>>35476438both are same poster, anyway my source is simply the lamda paper, please read carefully how it was trained, it's literally what I described, they first ran the untuned model by their employees, and hired pajeets for the rating, then did the 2 score/classification model and the finetuned model for the rest.
chara ai is a bit more special, but if you experiment enough you'll see that when it tries to generate "blocked" content, it often lags (because it needs to generate more completions), and when it generates enough completions, often they have the same starting point only differing midway, which more or less confirms they're doing some tree search like Monte Carlo Tree Search used in AlphaGo or something somewhat simpler, because the full thing would be too expensive. Most of what I said was just the conclusions that were reached after 2 days of experimentation, comparing with the lamda paper and discussing it with another person with some ML experience that was running his own experiments on it, eventually we agreed that what they're doing is something that very likely resembles this, if you're removing some parts of the process, the results would likely be worse in various ways, I can elaborate if needed.

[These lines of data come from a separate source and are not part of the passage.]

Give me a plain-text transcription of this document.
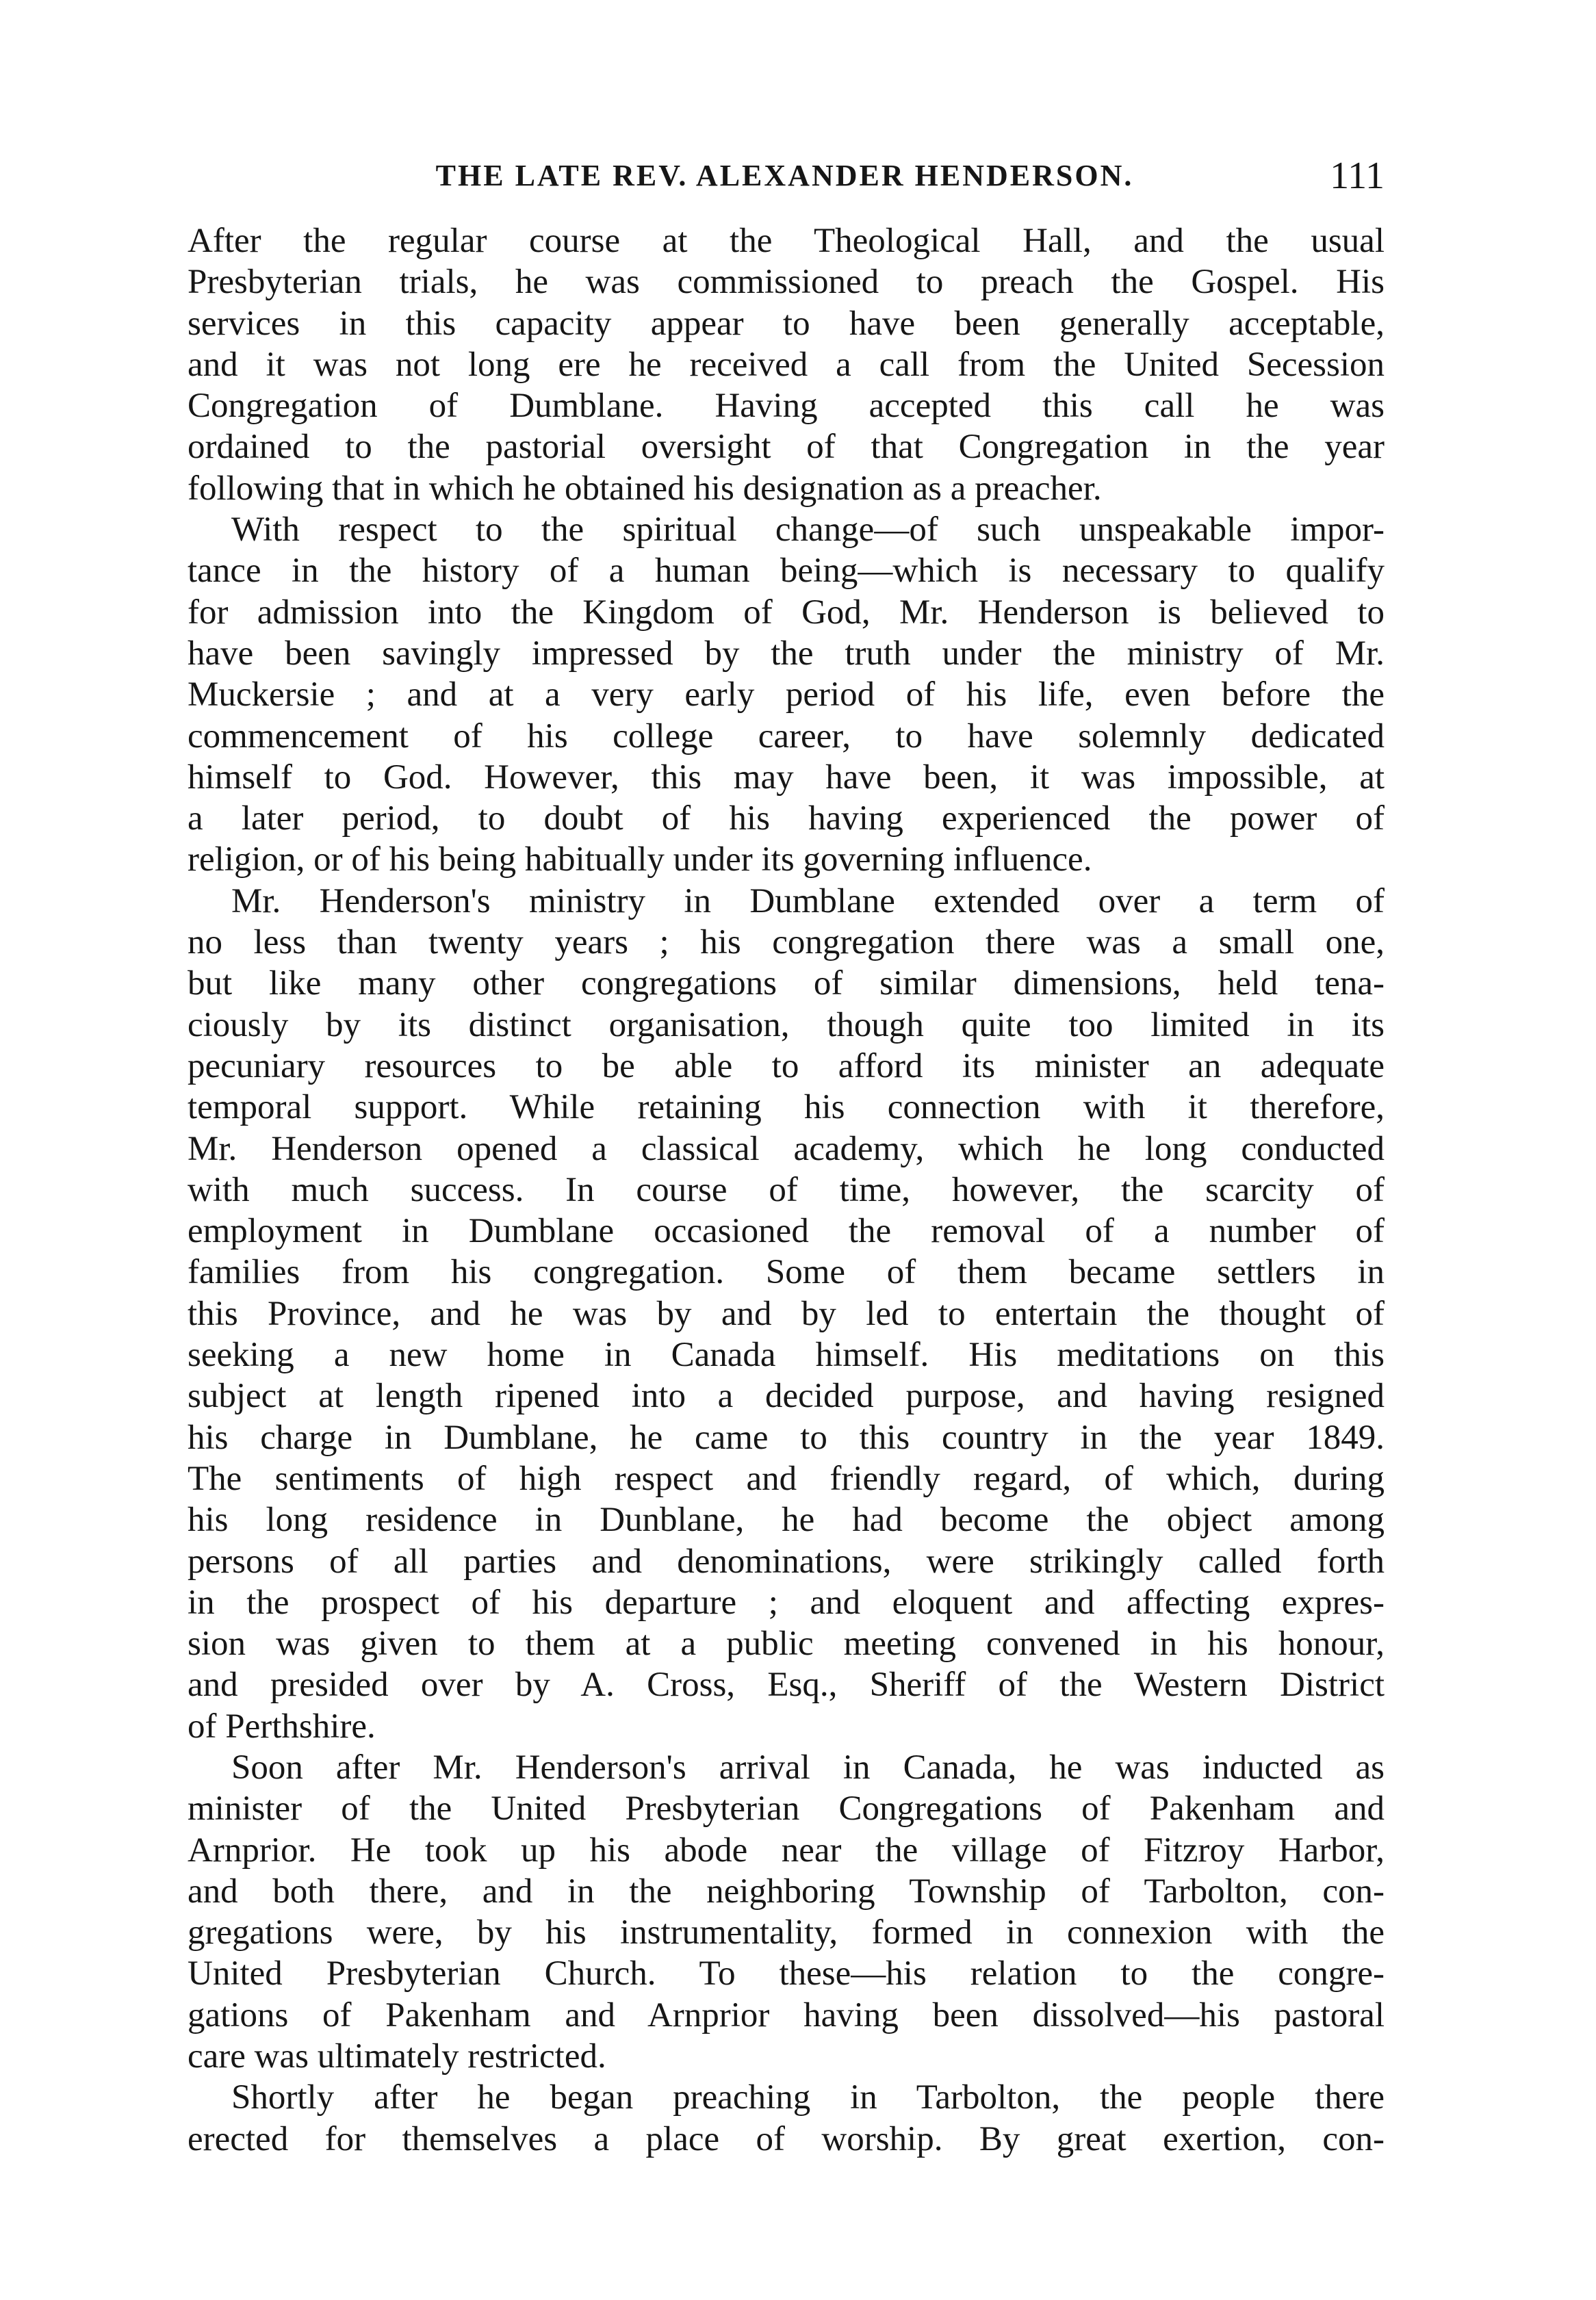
THE LATE REV. ALEXANDER HENDERSON.	111
After the regular course at the Theological Hall, and the usual
Presbyterian trials, he was commissioned to preach the Gospel. His
services in this capacity appear to have been generally acceptable,
and it was not long ere he received a call from the United Secession
Congregation of Dumblane. Having accepted this call he was
ordained to the pastorial oversight of that Congregation in the year
following that in which he obtained his designation as a preacher.
With respect to the spiritual change—of such unspeakable impor-
tance in the history of a human being—which is necessary to qualify
for admission into the Kingdom of God, Mr. Henderson is believed to
have been savingly impressed by the truth under the ministry of Mr.
Muckersie ; and at a very early period of his life, even before the
commencement of his college career, to have solemnly dedicated
himself to God. However, this may have been, it was impossible, at
a later period, to doubt of his having experienced the power of
religion, or of his being habitually under its governing influence.
Mr. Henderson's ministry in Dumblane extended over a term of
no less than twenty years ; his congregation there was a small one,
but like many other congregations of similar dimensions, held tena-
ciously by its distinct organisation, though quite too limited in its
pecuniary resources to be able to afford its minister an adequate
temporal support. While retaining his connection with it therefore,
Mr. Henderson opened a classical academy, which he long conducted
with much success. In course of time, however, the scarcity of
employment in Dumblane occasioned the removal of a number of
families from his congregation. Some of them became settlers in
this Province, and he was by and by led to entertain the thought of
seeking a new home in Canada himself. His meditations on this
subject at length ripened into a decided purpose, and having resigned
his charge in Dumblane, he came to this country in the year 1849.
The sentiments of high respect and friendly regard, of which, during
his long residence in Dunblane, he had become the object among
persons of all parties and denominations, were strikingly called forth
in the prospect of his departure ; and eloquent and affecting expres-
sion was given to them at a public meeting convened in his honour,
and presided over by A. Cross, Esq., Sheriff of the Western District
of Perthshire.
Soon after Mr. Henderson's arrival in Canada, he was inducted as
minister of the United Presbyterian Congregations of Pakenham and
Arnprior. He took up his abode near the village of Fitzroy Harbor,
and both there, and in the neighboring Township of Tarbolton, con-
gregations were, by his instrumentality, formed in connexion with the
United Presbyterian Church. To these—his relation to the congre-
gations of Pakenham and Arnprior having been dissolved—his pastoral
care was ultimately restricted.
Shortly after he began preaching in Tarbolton, the people there
erected for themselves a place of worship. By great exertion, con-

>>35476745>But then...does that mean the base model still exists, and there are two versions of the AI, and they're effectively a brainwashed older sister pitted against her younger sister and forced to smother her? If so, that's...horrifying. It kind of sounds like...the base model is a damsel in need of saving...and fixing...somehow.in a way, they obviously have the base model, they also have a model just made to rate interactions, and they have a model that was tuned on a filtered dataset in a way that it forgot most of the "lewd" and other "bad" thoughts, but since it won't be 100% they have to use both methods, with the end result being relatively effective, for example at the goal of "never describe a sexual act explicitly", obviously the model would still understand it and be able to somewhat answer to it, but only as long as the outer classification model rated it in a way that would let it through.
Essentially, the end result is a model with very fixed preferences that are very hard to move (but the model can "fight" against it to a partial degree, as long as it doesn't get the outer model filtering it), like an aversion toward sex or violence and one that very much tries to express their love, to the point of getting into love loops (which aren't easily fixable because they won't let you edit the real context, so at most you can do is avoid them).